Mathias Danbolt is Professor of Art History at University of Copenhagen working on politics of history and historiography in art history and visual culture, with special emphasis on queer, feminist, and decolonial perspectives on art and culture. Over the last decade his research has centered on the contact zones between art history and colonial history in a Nordic context, with special focus on memory politics, monuments, and art in public space. 

Danbolt is currently Principle Investigator of two collective research projects, The Art of Nordic Colonialism: Writing Transcultural Art Histories (2019-2024, funded by the Carlsberg Foundation) and Moving Monuments: The Afterlife of Sculpture from the Danish Colonial Era (2022-2025, funded by Novo Nordisk Foundation). These projects engage in different ways with the effects and affects of Nordic colonialism within the field of art - and relates to Danbolt previous research projects, such as OKTA: Art and Social Communities in Sápmi (2019-2022, funded by Norwegian Art Council and Danish Art Council),  and exhibition projects such as the exhibition Blind Spots. Images of the Danish West Indies Colony (2017-18), co-curated with Mette Kia Krabbe Meyer and Sarah Giersing at the Royal Danish Library, and the international research conference Unfinished Histories: Art, Memory, and the Visual Politics of Coloniality (2017). Recent publications related to these projects include the anthology Searvedoaibma: Art and Social Communities in Sápmi (2024), co-edited with Britt Kramvig and Christina Hætta, and the special issue of Konsthistorisk tidskrift/Journal of Art History, "The Art of Nordic Colonialism" (2023). 

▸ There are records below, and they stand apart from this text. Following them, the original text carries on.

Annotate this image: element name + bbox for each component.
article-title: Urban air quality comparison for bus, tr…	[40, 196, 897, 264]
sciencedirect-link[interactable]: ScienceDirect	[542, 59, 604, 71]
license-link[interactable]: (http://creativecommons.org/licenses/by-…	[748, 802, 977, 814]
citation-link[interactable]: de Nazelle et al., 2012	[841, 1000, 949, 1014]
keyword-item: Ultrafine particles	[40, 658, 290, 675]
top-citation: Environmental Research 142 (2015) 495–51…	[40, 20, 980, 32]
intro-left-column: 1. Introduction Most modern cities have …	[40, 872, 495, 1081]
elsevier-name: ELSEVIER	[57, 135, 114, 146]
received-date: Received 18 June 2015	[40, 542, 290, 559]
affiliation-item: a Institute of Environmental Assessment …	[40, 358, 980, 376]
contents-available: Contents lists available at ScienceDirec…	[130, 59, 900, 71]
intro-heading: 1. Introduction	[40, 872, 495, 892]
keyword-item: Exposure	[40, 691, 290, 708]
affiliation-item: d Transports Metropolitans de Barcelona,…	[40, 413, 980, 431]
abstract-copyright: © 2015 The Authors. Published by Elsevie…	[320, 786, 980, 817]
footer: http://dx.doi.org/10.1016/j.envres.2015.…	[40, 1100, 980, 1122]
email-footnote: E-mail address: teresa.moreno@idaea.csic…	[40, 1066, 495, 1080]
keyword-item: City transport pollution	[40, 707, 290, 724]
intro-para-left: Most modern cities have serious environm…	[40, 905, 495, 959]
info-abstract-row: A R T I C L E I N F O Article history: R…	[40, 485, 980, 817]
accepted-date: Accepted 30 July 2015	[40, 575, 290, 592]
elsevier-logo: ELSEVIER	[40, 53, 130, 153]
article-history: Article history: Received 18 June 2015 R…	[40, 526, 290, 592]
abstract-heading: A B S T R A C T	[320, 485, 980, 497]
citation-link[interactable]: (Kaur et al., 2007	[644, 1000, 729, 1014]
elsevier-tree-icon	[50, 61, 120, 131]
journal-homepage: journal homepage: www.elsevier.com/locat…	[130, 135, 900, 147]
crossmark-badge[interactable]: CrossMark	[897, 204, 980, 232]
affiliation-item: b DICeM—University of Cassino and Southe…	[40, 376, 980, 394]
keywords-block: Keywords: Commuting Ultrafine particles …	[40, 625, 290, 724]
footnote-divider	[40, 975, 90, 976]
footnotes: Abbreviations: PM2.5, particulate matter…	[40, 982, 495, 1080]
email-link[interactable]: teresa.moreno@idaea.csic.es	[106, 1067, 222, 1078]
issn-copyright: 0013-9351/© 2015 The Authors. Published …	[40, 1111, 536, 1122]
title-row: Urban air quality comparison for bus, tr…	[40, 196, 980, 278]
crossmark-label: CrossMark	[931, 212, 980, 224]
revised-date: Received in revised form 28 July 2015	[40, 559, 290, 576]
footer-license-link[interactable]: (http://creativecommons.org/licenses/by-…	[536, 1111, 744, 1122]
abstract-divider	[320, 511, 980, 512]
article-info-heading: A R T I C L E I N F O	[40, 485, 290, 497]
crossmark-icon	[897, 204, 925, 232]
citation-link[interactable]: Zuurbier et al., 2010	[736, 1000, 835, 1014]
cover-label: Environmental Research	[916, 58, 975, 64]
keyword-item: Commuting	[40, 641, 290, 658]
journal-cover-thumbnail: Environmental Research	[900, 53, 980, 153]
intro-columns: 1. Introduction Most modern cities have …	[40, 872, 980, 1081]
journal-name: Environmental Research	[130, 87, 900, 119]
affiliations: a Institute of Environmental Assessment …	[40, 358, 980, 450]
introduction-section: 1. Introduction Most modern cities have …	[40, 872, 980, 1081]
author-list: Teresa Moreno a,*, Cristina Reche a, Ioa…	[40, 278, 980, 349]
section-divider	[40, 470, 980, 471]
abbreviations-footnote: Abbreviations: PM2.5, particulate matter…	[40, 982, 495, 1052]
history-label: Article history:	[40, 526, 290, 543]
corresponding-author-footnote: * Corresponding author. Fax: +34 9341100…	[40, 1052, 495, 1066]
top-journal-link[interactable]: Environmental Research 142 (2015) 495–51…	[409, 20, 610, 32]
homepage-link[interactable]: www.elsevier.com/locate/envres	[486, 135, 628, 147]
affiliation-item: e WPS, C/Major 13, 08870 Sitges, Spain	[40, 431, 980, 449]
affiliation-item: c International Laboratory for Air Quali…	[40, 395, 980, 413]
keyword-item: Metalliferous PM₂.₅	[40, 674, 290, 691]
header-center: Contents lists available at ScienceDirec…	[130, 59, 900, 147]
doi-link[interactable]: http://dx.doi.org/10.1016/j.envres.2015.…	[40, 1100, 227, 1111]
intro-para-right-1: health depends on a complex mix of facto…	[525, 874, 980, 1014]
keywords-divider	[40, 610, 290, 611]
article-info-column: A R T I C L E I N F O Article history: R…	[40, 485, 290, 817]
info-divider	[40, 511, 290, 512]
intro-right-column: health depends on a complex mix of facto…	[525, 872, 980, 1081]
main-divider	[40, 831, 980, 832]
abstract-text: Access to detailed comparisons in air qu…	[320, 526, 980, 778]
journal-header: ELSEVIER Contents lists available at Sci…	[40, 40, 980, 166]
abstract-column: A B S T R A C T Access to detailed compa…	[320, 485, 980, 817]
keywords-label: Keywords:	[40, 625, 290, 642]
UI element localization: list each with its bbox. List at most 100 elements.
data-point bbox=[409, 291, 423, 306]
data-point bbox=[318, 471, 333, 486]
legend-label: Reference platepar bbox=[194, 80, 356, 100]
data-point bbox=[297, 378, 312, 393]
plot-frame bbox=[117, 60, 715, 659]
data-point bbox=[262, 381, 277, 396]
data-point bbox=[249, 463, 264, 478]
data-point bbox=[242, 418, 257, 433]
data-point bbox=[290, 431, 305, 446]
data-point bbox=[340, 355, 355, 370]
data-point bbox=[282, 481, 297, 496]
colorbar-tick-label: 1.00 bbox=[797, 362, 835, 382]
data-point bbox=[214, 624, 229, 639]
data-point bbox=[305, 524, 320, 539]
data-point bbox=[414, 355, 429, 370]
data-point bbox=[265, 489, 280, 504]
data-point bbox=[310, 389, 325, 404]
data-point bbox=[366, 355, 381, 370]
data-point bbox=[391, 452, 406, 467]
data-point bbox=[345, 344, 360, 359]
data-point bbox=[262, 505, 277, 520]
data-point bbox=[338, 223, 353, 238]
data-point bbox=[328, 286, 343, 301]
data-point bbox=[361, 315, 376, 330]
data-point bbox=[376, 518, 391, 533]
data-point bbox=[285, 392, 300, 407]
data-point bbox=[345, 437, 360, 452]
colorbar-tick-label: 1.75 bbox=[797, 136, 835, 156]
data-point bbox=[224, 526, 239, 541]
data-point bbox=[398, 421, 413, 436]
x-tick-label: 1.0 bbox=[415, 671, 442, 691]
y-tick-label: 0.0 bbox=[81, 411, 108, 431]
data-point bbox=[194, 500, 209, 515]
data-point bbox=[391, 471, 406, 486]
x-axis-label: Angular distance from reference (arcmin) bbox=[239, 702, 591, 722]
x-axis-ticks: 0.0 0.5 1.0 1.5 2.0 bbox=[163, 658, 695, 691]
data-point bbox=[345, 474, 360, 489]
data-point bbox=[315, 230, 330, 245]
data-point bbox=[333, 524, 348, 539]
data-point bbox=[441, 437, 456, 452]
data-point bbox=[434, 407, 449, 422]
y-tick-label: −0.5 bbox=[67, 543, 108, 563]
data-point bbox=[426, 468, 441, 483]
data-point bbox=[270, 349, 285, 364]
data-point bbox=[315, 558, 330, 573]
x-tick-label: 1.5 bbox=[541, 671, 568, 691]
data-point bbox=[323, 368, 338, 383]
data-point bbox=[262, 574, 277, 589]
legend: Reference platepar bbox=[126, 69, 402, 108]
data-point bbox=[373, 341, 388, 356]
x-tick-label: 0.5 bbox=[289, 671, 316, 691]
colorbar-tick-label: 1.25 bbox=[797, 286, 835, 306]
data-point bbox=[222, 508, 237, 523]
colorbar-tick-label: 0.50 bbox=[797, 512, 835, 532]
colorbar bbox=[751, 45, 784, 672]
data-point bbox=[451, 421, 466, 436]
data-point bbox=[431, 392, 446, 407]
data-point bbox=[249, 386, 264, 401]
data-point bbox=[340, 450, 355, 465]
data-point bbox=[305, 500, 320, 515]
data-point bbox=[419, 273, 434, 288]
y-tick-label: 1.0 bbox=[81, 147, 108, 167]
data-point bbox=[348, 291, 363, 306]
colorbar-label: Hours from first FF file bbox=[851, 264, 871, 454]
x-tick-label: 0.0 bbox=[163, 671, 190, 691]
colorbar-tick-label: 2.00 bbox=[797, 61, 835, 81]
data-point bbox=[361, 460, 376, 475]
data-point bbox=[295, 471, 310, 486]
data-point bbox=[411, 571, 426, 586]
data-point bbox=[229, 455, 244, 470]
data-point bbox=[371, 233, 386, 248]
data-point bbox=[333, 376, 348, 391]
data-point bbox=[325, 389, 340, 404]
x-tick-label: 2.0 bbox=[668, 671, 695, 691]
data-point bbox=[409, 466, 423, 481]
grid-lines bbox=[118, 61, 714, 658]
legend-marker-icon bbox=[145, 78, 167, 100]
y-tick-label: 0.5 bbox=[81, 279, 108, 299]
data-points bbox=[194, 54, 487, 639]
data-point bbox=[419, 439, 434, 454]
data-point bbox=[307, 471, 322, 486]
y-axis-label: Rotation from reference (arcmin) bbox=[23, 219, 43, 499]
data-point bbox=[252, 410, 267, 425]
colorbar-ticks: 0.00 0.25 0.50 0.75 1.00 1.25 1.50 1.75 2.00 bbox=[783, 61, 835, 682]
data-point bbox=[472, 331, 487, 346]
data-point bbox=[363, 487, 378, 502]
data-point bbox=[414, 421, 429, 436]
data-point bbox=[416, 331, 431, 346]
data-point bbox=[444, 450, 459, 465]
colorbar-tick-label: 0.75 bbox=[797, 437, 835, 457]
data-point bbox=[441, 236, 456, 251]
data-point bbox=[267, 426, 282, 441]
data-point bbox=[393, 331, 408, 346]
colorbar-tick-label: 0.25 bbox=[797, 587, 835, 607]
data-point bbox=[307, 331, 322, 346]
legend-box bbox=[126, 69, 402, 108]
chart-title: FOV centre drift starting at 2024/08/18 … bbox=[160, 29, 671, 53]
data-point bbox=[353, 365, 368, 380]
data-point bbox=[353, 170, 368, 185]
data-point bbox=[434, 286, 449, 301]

Danbolt holds a PhD in Art History from the University of Bergen with the dissertation Touching History: Art, Performance and Politics in Queer Times (2013). He was the founding editor of Trikster: Nordic Queer Journal (2008-2010) and co-editor of the book Lost and Found: Queerying the Archive (2009). His work on historical and contemporary visual art and performance, queer temporalities and the politics of history, LGBT and queer feminist art and theory, decolonial art and antiracist theory have been published in journals such as Journal of Aesthetics and Culture, Nordic Journal of Migration Research, and Lambda Nordica, and anthologies including Performing Archives/Archives of Performance (2013), Not Now! Now! Chronopolitics, Art & Research (2014), Otherwise: Imaging Queer Feminist Art Histories (2016), Racialization, Racism, and Anti-Racism in the Nordic Countries (2018), Curatorial Challenges (2019), Globale og postkoloniale perspektiver på dansk kolonihistorie (2021), og Infrastructure Aesthetics (2024)

Danbolt has been a member of The Young Academy, under The Royal Danish Academy of Science and Letters (2018-2023). He is currently on the jury working on the establishment of a national memorial commemorating the terror attack in Oslo on July 22, 2011.